Okay, so I was unable to find any instances or claims of spontaneous combustion in the wild. Therefore, I must assume from my own experience with rotting plant life, and I have plenty, that such a thing in nature is an extremely rare thing, if it ever happens at all. The haystack example is the closest thing, and of course that is manmade.
For bacteria to have a chance to build up the kind of heat and combustible gasses that would result in ignition there must be both moisture AND dryness—moisture on the inside of a very dense amount of rotting cellulose, along with dry conditions on the outside to overcome the dampening effects of the internal moisture. It’s just not something that would normally happen in nature.
Actually, I did once witness something similar to spontaneous combustion, although it wasn’t by definition "spontaneous:"
In Japan one still, extremely sunny February morning I sat relaxing on my rear porch drinking coffee after a hard night of repairing Air Force cargo aircraft on the Yokota A.B. flightline. We lived in a quadplex and our place was on the end on a corner lot, so we had a huge yard. At that time of the year that vast expanse of grass was brownishly dead, very short, smooth and dry. It was still early enough so that the morning’s dew had not yet evaporated from the ends of each miniscule blade. The temperature was in the mid 50s, so it was pleasantly refreshing out there on my little garden porch.

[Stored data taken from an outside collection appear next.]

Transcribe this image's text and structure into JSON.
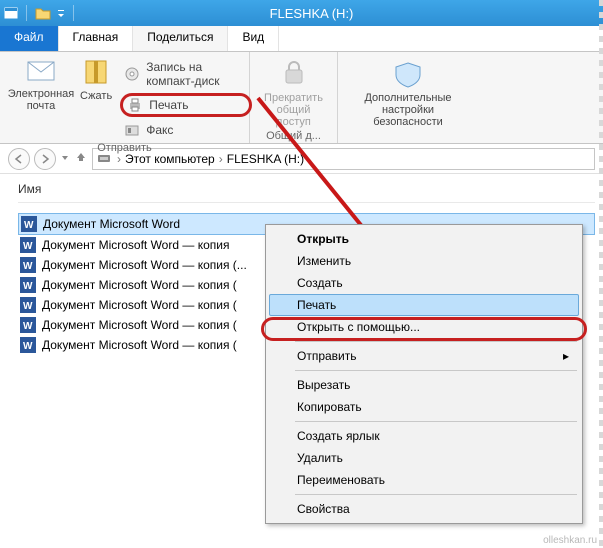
{
  "window": {
    "title": "FLESHKA (H:)"
  },
  "tabs": {
    "file": "Файл",
    "home": "Главная",
    "share": "Поделиться",
    "view": "Вид"
  },
  "ribbon": {
    "email": "Электронная почта",
    "zip": "Сжать",
    "burn": "Запись на компакт-диск",
    "print": "Печать",
    "fax": "Факс",
    "send_group": "Отправить",
    "stop_share": "Прекратить общий доступ",
    "share_group": "Общий д...",
    "security": "Дополнительные настройки безопасности"
  },
  "breadcrumb": {
    "pc": "Этот компьютер",
    "drive": "FLESHKA (H:)"
  },
  "columns": {
    "name": "Имя"
  },
  "files": [
    "Документ Microsoft Word",
    "Документ Microsoft Word — копия",
    "Документ Microsoft Word — копия (...",
    "Документ Microsoft Word — копия (",
    "Документ Microsoft Word — копия (",
    "Документ Microsoft Word — копия (",
    "Документ Microsoft Word — копия ("
  ],
  "context_menu": {
    "open": "Открыть",
    "edit": "Изменить",
    "new": "Создать",
    "print": "Печать",
    "open_with": "Открыть с помощью...",
    "send_to": "Отправить",
    "cut": "Вырезать",
    "copy": "Копировать",
    "shortcut": "Создать ярлык",
    "delete": "Удалить",
    "rename": "Переименовать",
    "properties": "Свойства"
  },
  "watermark": "olleshkan.ru"
}
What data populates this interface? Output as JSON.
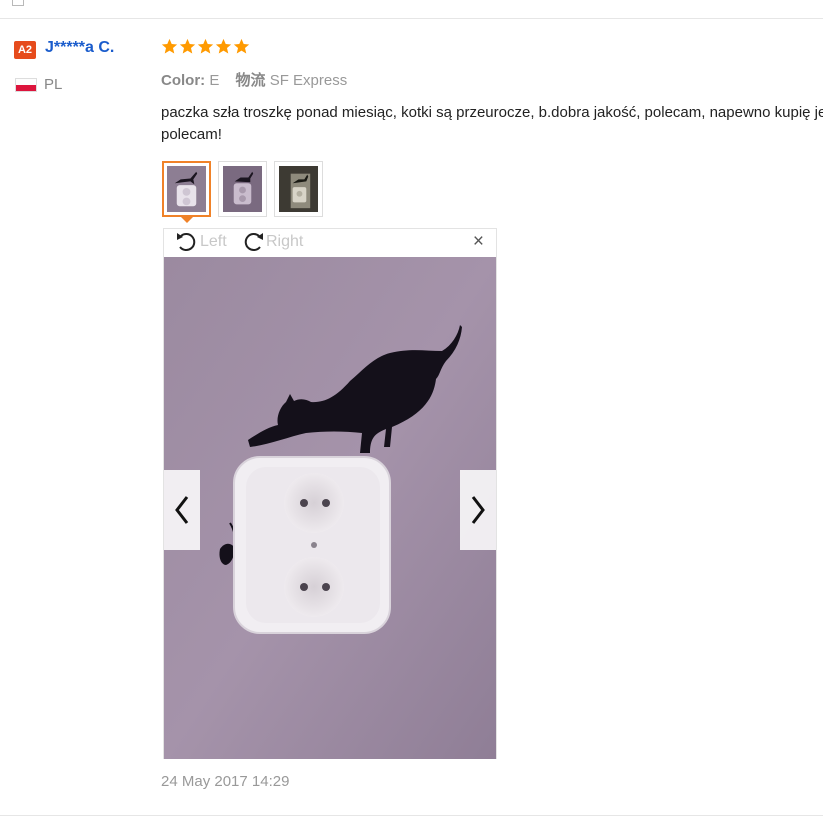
{
  "review": {
    "user": {
      "level_badge": "A2",
      "name": "J*****a C.",
      "country": "PL",
      "flag_colors": [
        "#ffffff",
        "#dc143c"
      ]
    },
    "rating": 5,
    "star_color": "#ff9a00",
    "sku": {
      "color_label": "Color:",
      "color_value": "E",
      "shipping_label": "物流",
      "shipping_value": "SF Express"
    },
    "text_lines": [
      "paczka szła troszkę ponad miesiąc, kotki są przeurocze, b.dobra jakość, polecam, napewno kupię jeszcze raz,",
      "polecam!"
    ],
    "thumbnails": [
      {
        "name": "photo-1",
        "active": true
      },
      {
        "name": "photo-2",
        "active": false
      },
      {
        "name": "photo-3",
        "active": false
      }
    ],
    "viewer": {
      "rotate_left_label": "Left",
      "rotate_right_label": "Right",
      "close_symbol": "×",
      "prev_icon": "chevron-left-icon",
      "next_icon": "chevron-right-icon"
    },
    "timestamp": "24 May 2017 14:29"
  },
  "colors": {
    "username": "#1a5ccc",
    "badge": "#e64b1c",
    "active_thumb_border": "#f08228"
  }
}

Strangely enough, I remember the sun being so bright that it actually hurt my eyes to look at the grass, since the millions of dewdrops on it were reflecting the sun’s light like I had never seen before. Even sitting in the shadow of the house I had to shade my squinting eyes, so painfully dazzling the reflection.
Then, I thought my long night was making me see things. First, I saw an unlikely wisp of smoke at the far corner of the yard over by the sidewalk near the street. From that tiny wisp the grass began to turn from light tan to a patch of dark black. Subsequently the black patch began to spread out from near the sidewalk as fast as a man can jog. I didn’t see any flames at all, just that flow of charring grass growing outward like spreading water on a flat surface.

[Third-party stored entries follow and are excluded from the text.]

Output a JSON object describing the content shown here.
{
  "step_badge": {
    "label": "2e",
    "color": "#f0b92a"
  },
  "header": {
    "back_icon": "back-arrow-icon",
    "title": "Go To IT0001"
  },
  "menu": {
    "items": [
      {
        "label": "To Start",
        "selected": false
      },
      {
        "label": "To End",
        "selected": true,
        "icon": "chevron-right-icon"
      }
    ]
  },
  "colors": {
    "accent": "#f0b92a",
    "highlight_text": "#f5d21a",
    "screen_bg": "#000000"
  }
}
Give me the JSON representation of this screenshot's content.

I got up and cautiously walked out to investigate. The charring flow approached me like a liquidless black flood. I could hear it quietly whisper as the tiny dead grass tendrils were consumed in this flashover phenomenon. In less than 10 seconds my entire yard and all my neighbor’s yards were blackened. I looked around me and saw the same thing happening up and down the street. Thousands of square feet of inch-long dead grass, as far as the eye could see, had turned to charcoal in a few minutes, yet there was no smoke and no flames—just this blackness that quietly flowed across the ground.
Of course I figured out fairly quickly what had caused it. The drops of dew had acted as millions of magnifying lenses, and when one would focus the sun’s rays perfectly on a dry piece of grass, “poof,” it would ignite.

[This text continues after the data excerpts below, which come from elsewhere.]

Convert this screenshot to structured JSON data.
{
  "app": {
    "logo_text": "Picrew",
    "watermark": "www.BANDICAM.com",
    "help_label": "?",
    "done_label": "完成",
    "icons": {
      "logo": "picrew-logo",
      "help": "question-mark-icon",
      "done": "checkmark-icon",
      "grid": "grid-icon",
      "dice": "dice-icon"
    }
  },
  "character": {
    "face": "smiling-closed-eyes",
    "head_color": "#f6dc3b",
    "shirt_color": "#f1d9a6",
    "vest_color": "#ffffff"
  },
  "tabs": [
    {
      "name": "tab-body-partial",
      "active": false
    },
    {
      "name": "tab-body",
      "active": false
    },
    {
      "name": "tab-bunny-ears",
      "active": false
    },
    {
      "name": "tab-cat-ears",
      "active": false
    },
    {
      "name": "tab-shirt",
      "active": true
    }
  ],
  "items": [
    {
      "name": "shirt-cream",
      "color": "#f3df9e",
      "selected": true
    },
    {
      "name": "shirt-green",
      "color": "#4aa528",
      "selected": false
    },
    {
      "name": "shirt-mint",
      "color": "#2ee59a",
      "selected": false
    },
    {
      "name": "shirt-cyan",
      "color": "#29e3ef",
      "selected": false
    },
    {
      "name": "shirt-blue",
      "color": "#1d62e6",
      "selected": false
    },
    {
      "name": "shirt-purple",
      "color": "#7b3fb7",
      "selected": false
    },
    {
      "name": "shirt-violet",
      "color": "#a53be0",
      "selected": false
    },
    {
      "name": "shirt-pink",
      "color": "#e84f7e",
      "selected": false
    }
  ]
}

The interesting thing to me though, is how the grass burned, without flame and smoke. At that time of the year it was more tinder than grass, which is why it ignited so easily in spite of the cool temperature and the morning wetness. In fact, the dew did two things: it started the flashover AND kept the grass from burning too hotly. It could only get hot enough to ignite, char and move on. Definitely one of the darndest things I’ve ever seen.
But, as I said, it was not spontaneous combustion.